Der ehemalige italienische Ministerpräsident und frühere EZB-Präsident Mario Draghi ist in Aachen mit dem Internationalen Karlspreis ausgezeichnet worden. Rund 700 Gäste haben die Verleihung im Krönungssaal des Aachener Rathauses verfolgt. Viele Menschen haben Draghi anschließend auch auf dem Katschhof gefeiert.
Im Mittelpunkt der Verleihung standen Europas Zukunft, wirtschaftliche Stärke und die Rolle der Europäischen Union in Krisenzeiten. Immer wieder ging es um die Frage, wie Europa unabhängiger und handlungsfähiger werden kann.
Mario Draghi selbst hat Europa eindringlich aufgefordert, entschlossener zu handeln. „Zum ersten Mal in unserer Erinnerung stehen wir wirklich alleine da“, sagte er.

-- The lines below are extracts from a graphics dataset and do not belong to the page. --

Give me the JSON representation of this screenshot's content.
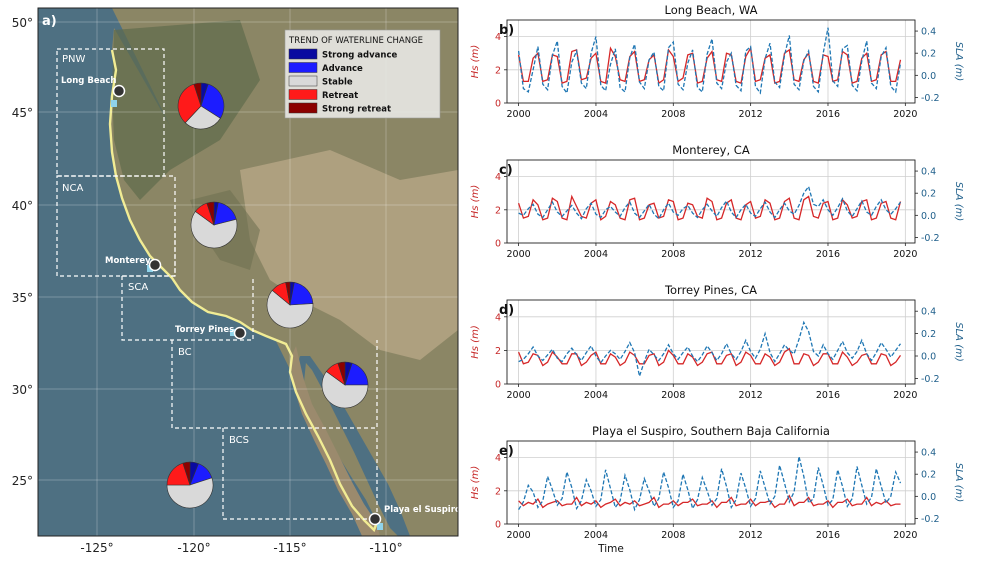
{
  "map": {
    "panel_label": "a)",
    "lat_ticks": [
      "50°",
      "45°",
      "40°",
      "35°",
      "30°",
      "25°"
    ],
    "lon_ticks": [
      "-125°",
      "-120°",
      "-115°",
      "-110°"
    ],
    "legend": {
      "title": "TREND OF WATERLINE CHANGE",
      "items": [
        {
          "label": "Strong advance",
          "color": "#0a0aa0"
        },
        {
          "label": "Advance",
          "color": "#1c1cff"
        },
        {
          "label": "Stable",
          "color": "#d9d9d9"
        },
        {
          "label": "Retreat",
          "color": "#ff1a1a"
        },
        {
          "label": "Strong retreat",
          "color": "#8b0000"
        }
      ]
    },
    "regions": [
      {
        "label": "PNW"
      },
      {
        "label": "NCA"
      },
      {
        "label": "SCA"
      },
      {
        "label": "BC"
      },
      {
        "label": "BCS"
      }
    ],
    "sites": [
      {
        "label": "Long Beach"
      },
      {
        "label": "Monterey"
      },
      {
        "label": "Torrey Pines"
      },
      {
        "label": "Playa el Suspiro"
      }
    ],
    "pies": [
      {
        "region": "PNW",
        "values": [
          0.05,
          0.29,
          0.28,
          0.33,
          0.05
        ]
      },
      {
        "region": "NCA",
        "values": [
          0.03,
          0.18,
          0.64,
          0.1,
          0.05
        ]
      },
      {
        "region": "SCA",
        "values": [
          0.03,
          0.21,
          0.62,
          0.11,
          0.03
        ]
      },
      {
        "region": "BC",
        "values": [
          0.05,
          0.2,
          0.6,
          0.1,
          0.05
        ]
      },
      {
        "region": "BCS",
        "values": [
          0.06,
          0.14,
          0.55,
          0.2,
          0.05
        ]
      }
    ]
  },
  "chart_data": [
    {
      "type": "line",
      "panel": "b)",
      "title": "Long Beach, WA",
      "xlabel": "",
      "ylabel": "Hs (m)",
      "ylabel2": "SLA (m)",
      "ylim": [
        0,
        5
      ],
      "ylim2": [
        -0.25,
        0.5
      ],
      "yticks": [
        0,
        2,
        4
      ],
      "yticks2": [
        -0.2,
        0.0,
        0.2,
        0.4
      ],
      "xlim": [
        1999.4,
        2020.5
      ],
      "xticks": [
        2000,
        2004,
        2008,
        2012,
        2016,
        2020
      ],
      "grid": true,
      "series": [
        {
          "color": "#d62728",
          "axis": "left",
          "style": "solid",
          "x_start": 2000.0,
          "x_step": 0.25,
          "values": [
            2.9,
            1.3,
            1.3,
            2.7,
            3.0,
            1.3,
            1.4,
            2.9,
            2.8,
            1.2,
            1.3,
            3.1,
            3.2,
            1.4,
            1.5,
            2.7,
            3.0,
            1.3,
            1.2,
            3.3,
            2.8,
            1.4,
            1.3,
            2.8,
            3.1,
            1.3,
            1.4,
            2.6,
            2.9,
            1.2,
            1.4,
            3.2,
            2.8,
            1.3,
            1.5,
            2.9,
            3.0,
            1.2,
            1.3,
            2.7,
            3.1,
            1.4,
            1.3,
            3.0,
            2.9,
            1.3,
            1.2,
            2.8,
            3.3,
            1.3,
            1.4,
            2.7,
            2.9,
            1.2,
            1.3,
            3.0,
            3.2,
            1.4,
            1.3,
            2.6,
            3.0,
            1.3,
            1.2,
            2.9,
            2.8,
            1.3,
            1.4,
            3.1,
            2.9,
            1.2,
            1.3,
            2.7,
            3.0,
            1.3,
            1.4,
            2.9,
            3.1,
            1.3,
            1.3,
            2.6
          ]
        },
        {
          "color": "#1f77b4",
          "axis": "right",
          "style": "dashed",
          "x_start": 2000.0,
          "x_step": 0.25,
          "values": [
            0.22,
            -0.12,
            -0.15,
            0.05,
            0.26,
            -0.08,
            -0.13,
            0.18,
            0.31,
            -0.1,
            -0.16,
            0.12,
            0.22,
            -0.07,
            -0.12,
            0.2,
            0.35,
            -0.09,
            -0.14,
            0.1,
            0.24,
            -0.11,
            -0.15,
            0.16,
            0.28,
            -0.06,
            -0.12,
            0.14,
            0.21,
            -0.1,
            -0.14,
            0.25,
            0.3,
            -0.08,
            -0.13,
            0.11,
            0.23,
            -0.11,
            -0.15,
            0.19,
            0.33,
            -0.07,
            -0.12,
            0.12,
            0.2,
            -0.09,
            -0.14,
            0.22,
            0.26,
            -0.1,
            -0.16,
            0.15,
            0.29,
            -0.06,
            -0.11,
            0.18,
            0.36,
            -0.08,
            -0.13,
            0.13,
            0.22,
            -0.1,
            -0.15,
            0.2,
            0.43,
            -0.05,
            -0.1,
            0.24,
            0.27,
            -0.09,
            -0.14,
            0.13,
            0.31,
            -0.07,
            -0.12,
            0.17,
            0.25,
            -0.1,
            -0.15,
            0.11
          ]
        }
      ]
    },
    {
      "type": "line",
      "panel": "c)",
      "title": "Monterey, CA",
      "xlabel": "",
      "ylabel": "Hs (m)",
      "ylabel2": "SLA (m)",
      "ylim": [
        0,
        5
      ],
      "ylim2": [
        -0.25,
        0.5
      ],
      "yticks": [
        0,
        2,
        4
      ],
      "yticks2": [
        -0.2,
        0.0,
        0.2,
        0.4
      ],
      "xlim": [
        1999.4,
        2020.5
      ],
      "xticks": [
        2000,
        2004,
        2008,
        2012,
        2016,
        2020
      ],
      "grid": true,
      "series": [
        {
          "color": "#d62728",
          "axis": "left",
          "style": "solid",
          "x_start": 2000.0,
          "x_step": 0.25,
          "values": [
            2.4,
            1.5,
            1.6,
            2.6,
            2.3,
            1.4,
            1.5,
            2.7,
            2.5,
            1.5,
            1.4,
            2.8,
            2.2,
            1.6,
            1.5,
            2.4,
            2.6,
            1.4,
            1.6,
            2.5,
            2.3,
            1.5,
            1.4,
            2.6,
            2.7,
            1.4,
            1.5,
            2.3,
            2.4,
            1.5,
            1.6,
            2.6,
            2.5,
            1.4,
            1.5,
            2.4,
            2.3,
            1.6,
            1.5,
            2.7,
            2.5,
            1.4,
            1.5,
            2.4,
            2.6,
            1.5,
            1.4,
            2.3,
            2.5,
            1.5,
            1.6,
            2.6,
            2.4,
            1.4,
            1.5,
            2.5,
            2.7,
            1.5,
            1.4,
            2.6,
            2.8,
            1.6,
            1.5,
            2.4,
            2.5,
            1.4,
            1.5,
            2.6,
            2.3,
            1.5,
            1.6,
            2.5,
            2.6,
            1.4,
            1.5,
            2.4,
            2.5,
            1.5,
            1.4,
            2.5
          ]
        },
        {
          "color": "#1f77b4",
          "axis": "right",
          "style": "dashed",
          "x_start": 2000.0,
          "x_step": 0.25,
          "values": [
            0.02,
            0.0,
            0.06,
            0.1,
            0.01,
            -0.02,
            0.05,
            0.12,
            0.03,
            -0.01,
            0.04,
            0.09,
            0.02,
            -0.03,
            0.06,
            0.11,
            0.01,
            -0.02,
            0.05,
            0.08,
            0.03,
            -0.01,
            0.07,
            0.12,
            0.02,
            -0.02,
            0.04,
            0.1,
            0.01,
            -0.03,
            0.05,
            0.11,
            0.03,
            0.0,
            0.06,
            0.09,
            0.02,
            -0.02,
            0.05,
            0.1,
            0.04,
            -0.01,
            0.07,
            0.13,
            0.03,
            -0.02,
            0.05,
            0.1,
            0.02,
            -0.01,
            0.06,
            0.12,
            0.03,
            -0.02,
            0.05,
            0.11,
            0.04,
            0.01,
            0.09,
            0.2,
            0.26,
            0.1,
            0.08,
            0.14,
            0.05,
            0.0,
            0.07,
            0.15,
            0.04,
            -0.01,
            0.06,
            0.13,
            0.03,
            0.0,
            0.08,
            0.14,
            0.05,
            0.01,
            0.06,
            0.12
          ]
        }
      ]
    },
    {
      "type": "line",
      "panel": "d)",
      "title": "Torrey Pines, CA",
      "xlabel": "",
      "ylabel": "Hs (m)",
      "ylabel2": "SLA (m)",
      "ylim": [
        0,
        5
      ],
      "ylim2": [
        -0.25,
        0.5
      ],
      "yticks": [
        0,
        2,
        4
      ],
      "yticks2": [
        -0.2,
        0.0,
        0.2,
        0.4
      ],
      "xlim": [
        1999.4,
        2020.5
      ],
      "xticks": [
        2000,
        2004,
        2008,
        2012,
        2016,
        2020
      ],
      "grid": true,
      "series": [
        {
          "color": "#d62728",
          "axis": "left",
          "style": "solid",
          "x_start": 2000.0,
          "x_step": 0.25,
          "values": [
            1.9,
            1.2,
            1.3,
            1.8,
            1.7,
            1.1,
            1.3,
            1.9,
            1.6,
            1.2,
            1.2,
            1.8,
            1.8,
            1.1,
            1.3,
            1.7,
            1.9,
            1.2,
            1.2,
            1.8,
            1.6,
            1.1,
            1.3,
            1.9,
            1.7,
            1.2,
            1.2,
            1.7,
            1.8,
            1.1,
            1.3,
            2.0,
            1.7,
            1.2,
            1.2,
            1.8,
            1.6,
            1.1,
            1.3,
            1.8,
            1.9,
            1.2,
            1.2,
            1.7,
            1.8,
            1.1,
            1.3,
            1.9,
            1.7,
            1.2,
            1.2,
            1.8,
            1.6,
            1.1,
            1.3,
            1.9,
            2.1,
            1.2,
            1.2,
            1.8,
            1.7,
            1.1,
            1.3,
            1.8,
            1.8,
            1.2,
            1.2,
            1.9,
            1.6,
            1.1,
            1.3,
            1.7,
            1.8,
            1.2,
            1.2,
            1.8,
            1.7,
            1.1,
            1.3,
            1.7
          ]
        },
        {
          "color": "#1f77b4",
          "axis": "right",
          "style": "dashed",
          "x_start": 2000.0,
          "x_step": 0.25,
          "values": [
            -0.05,
            -0.03,
            0.02,
            0.08,
            0.0,
            -0.04,
            0.01,
            0.06,
            -0.02,
            -0.05,
            0.02,
            0.07,
            0.01,
            -0.04,
            0.03,
            0.09,
            0.0,
            -0.06,
            0.0,
            0.05,
            0.02,
            -0.03,
            0.04,
            0.12,
            0.03,
            -0.18,
            -0.05,
            0.06,
            0.01,
            -0.04,
            0.02,
            0.1,
            0.02,
            -0.03,
            0.03,
            0.08,
            0.0,
            -0.05,
            0.01,
            0.09,
            0.03,
            -0.04,
            0.02,
            0.11,
            0.02,
            -0.03,
            0.04,
            0.14,
            0.04,
            -0.02,
            0.06,
            0.2,
            0.03,
            -0.05,
            0.02,
            0.1,
            0.05,
            0.02,
            0.15,
            0.3,
            0.22,
            0.04,
            0.0,
            0.1,
            0.02,
            -0.03,
            0.05,
            0.13,
            0.03,
            -0.02,
            0.04,
            0.14,
            0.02,
            -0.04,
            0.03,
            0.12,
            0.06,
            -0.01,
            0.05,
            0.11
          ]
        }
      ]
    },
    {
      "type": "line",
      "panel": "e)",
      "title": "Playa el Suspiro, Southern Baja California",
      "xlabel": "Time",
      "ylabel": "Hs (m)",
      "ylabel2": "SLA (m)",
      "ylim": [
        0,
        5
      ],
      "ylim2": [
        -0.25,
        0.5
      ],
      "yticks": [
        0,
        2,
        4
      ],
      "yticks2": [
        -0.2,
        0.0,
        0.2,
        0.4
      ],
      "xlim": [
        1999.4,
        2020.5
      ],
      "xticks": [
        2000,
        2004,
        2008,
        2012,
        2016,
        2020
      ],
      "grid": true,
      "series": [
        {
          "color": "#d62728",
          "axis": "left",
          "style": "solid",
          "x_start": 2000.0,
          "x_step": 0.25,
          "values": [
            1.4,
            1.1,
            1.3,
            1.2,
            1.5,
            1.0,
            1.2,
            1.3,
            1.4,
            1.1,
            1.2,
            1.2,
            1.6,
            1.1,
            1.3,
            1.2,
            1.4,
            1.0,
            1.2,
            1.3,
            1.5,
            1.1,
            1.3,
            1.2,
            1.4,
            1.1,
            1.2,
            1.3,
            1.6,
            1.0,
            1.2,
            1.2,
            1.4,
            1.1,
            1.3,
            1.3,
            1.5,
            1.1,
            1.2,
            1.2,
            1.4,
            1.0,
            1.3,
            1.3,
            1.6,
            1.1,
            1.2,
            1.2,
            1.5,
            1.1,
            1.3,
            1.3,
            1.4,
            1.0,
            1.2,
            1.2,
            1.7,
            1.1,
            1.3,
            1.3,
            1.6,
            1.1,
            1.2,
            1.2,
            1.4,
            1.0,
            1.3,
            1.3,
            1.5,
            1.1,
            1.2,
            1.2,
            1.6,
            1.1,
            1.3,
            1.2,
            1.4,
            1.1,
            1.2,
            1.2
          ]
        },
        {
          "color": "#1f77b4",
          "axis": "right",
          "style": "dashed",
          "x_start": 2000.0,
          "x_step": 0.25,
          "values": [
            -0.12,
            -0.05,
            0.1,
            0.04,
            -0.1,
            -0.04,
            0.18,
            0.06,
            -0.08,
            -0.02,
            0.22,
            0.08,
            -0.11,
            -0.04,
            0.15,
            0.05,
            -0.09,
            -0.03,
            0.24,
            0.07,
            -0.1,
            -0.04,
            0.19,
            0.06,
            -0.12,
            -0.03,
            0.16,
            0.05,
            -0.09,
            -0.02,
            0.22,
            0.08,
            -0.1,
            -0.04,
            0.2,
            0.06,
            -0.11,
            -0.03,
            0.17,
            0.05,
            -0.08,
            -0.02,
            0.25,
            0.09,
            -0.1,
            -0.03,
            0.21,
            0.07,
            -0.09,
            -0.02,
            0.23,
            0.08,
            -0.07,
            0.0,
            0.28,
            0.12,
            -0.05,
            0.04,
            0.36,
            0.18,
            -0.06,
            -0.02,
            0.26,
            0.1,
            -0.08,
            -0.03,
            0.24,
            0.09,
            -0.09,
            -0.02,
            0.27,
            0.1,
            -0.07,
            -0.01,
            0.25,
            0.09,
            -0.06,
            0.0,
            0.22,
            0.12
          ]
        }
      ]
    }
  ]
}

Europa müsse seine wirtschaftliche Stärke ausbauen, den Binnenmarkt stärken und unabhängiger von anderen Weltmächten werden. Gerade in Bereichen wie Energie, Technologie und Verteidigung müsse Europa enger zusammenarbeiten.
Auch Bundeskanzler Friedrich Merz hat in seiner Rede betont, dass Europa sich neu aufstellen müsse. „Europa muss sich heute behaupten!“. Europa habe verstanden, dass es wirtschaftlich und sicherheitspolitisch stärker werden müsse.
Aachens Oberbürgermeister Michael Ziemons schlug in seiner Rede auch den Bogen zum Alltag der Menschen. Wirtschaftliche Stärke sei nicht nur eine Frage von Zahlen, sondern betreffe ganz konkret Arbeitsplätze, Renten und Zukunftschancen.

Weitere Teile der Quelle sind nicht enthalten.